I’ve thought, and written, a lot about food and the ways I use it to gauge relationships and plot their intricacies. I belong to a cohort of women who jettisoned Home Ec. and took pride in not knowing our way around the kitchen. Our mothers typically learned to cook to keep husbands happy and kids well-fed. Most of us didn’t have, or appear to want, spouses or babies any more than we wanted a recipe for Sunday roast with all the trimmings, and got by on one-pot meals and knowing which label dresses a really nice French wine. Not sewing, not knitting, and sucking at poached eggs. These inabilities were badges of honor, as though we had transcended the system that hitched our elders to undervalued work within the home. Then, in our twenties and thirties, we mastered those skills after all, ostensibly empowered since we opted to learn household proficiencies instead of having the domain imposed.

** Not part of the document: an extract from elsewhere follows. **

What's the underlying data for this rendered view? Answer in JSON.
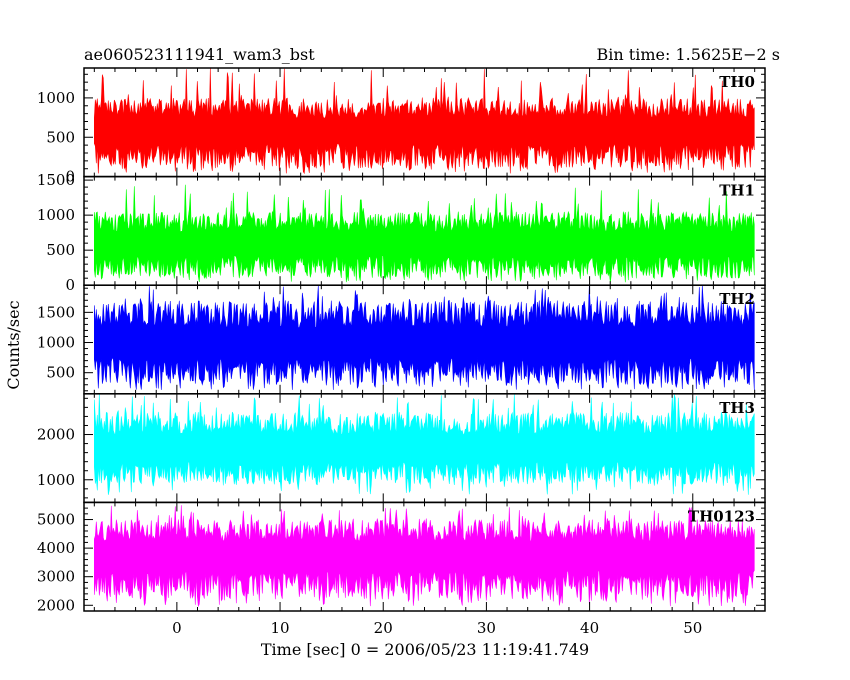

My girlfriends and I began seeking serious partners at roughly the same time we took an interest in grilling techniques and making jam. I haven’t asked these ladies about the process that ultimately landed them good men (and women), but I expect their transition was similar to mine. I didn’t wake up one morning, ready to embark on a husband hunt fit for the worst variety of chick-lit. Rather, I began to sense that, like the rare steak, Stilton cheese and butter cookies I missed during the Years of Vegan, relinquishing my stubborn solitude and sharing my days with a partner might be rather tasty. I admitted that I’d snubbed homemaking and settling down like they were signs of being lazy or giving up. And, I admitted that not only was cooking-for-one really fucking lonely, it was ridiculous to sustain solitude simply to make a point. And so, I invited risk and chance to dinner, and on special occasions, I served my own heart.
There is another pattern here, beyond using food as an emotional decoder. By making things official – deliberately tackling recipes; dating on purpose and with intent; enrolling in a class; writing stories about it all – I have bolstered vulnerabilities and reinforced weak spots that would otherwise feel recklessly unprotected. In January, I begin pastry school, where I will learn the ratio of flour to butter to sugar, the correct method for folding in egg whites, and how to laminate a delicate dough. I will master the foundation for items I already excel at (desserts and treats) and the dinner course my partner and and I rejected in our haste to shuck our clothes. The program is the ghostly legacy of once hot, now lukewarm, soon to be chilly love. Months ago, he paid my tuition, a generous birthday gift, and we joked about the mile-high cakes I would make when our birthdays roll around next year. It’s a wry twist that the table we shared now rests on scorched ground. And, that he has ultimately footed the bill for training me to woo his successor with sweets when someone draws a chair up to take my last love’s place.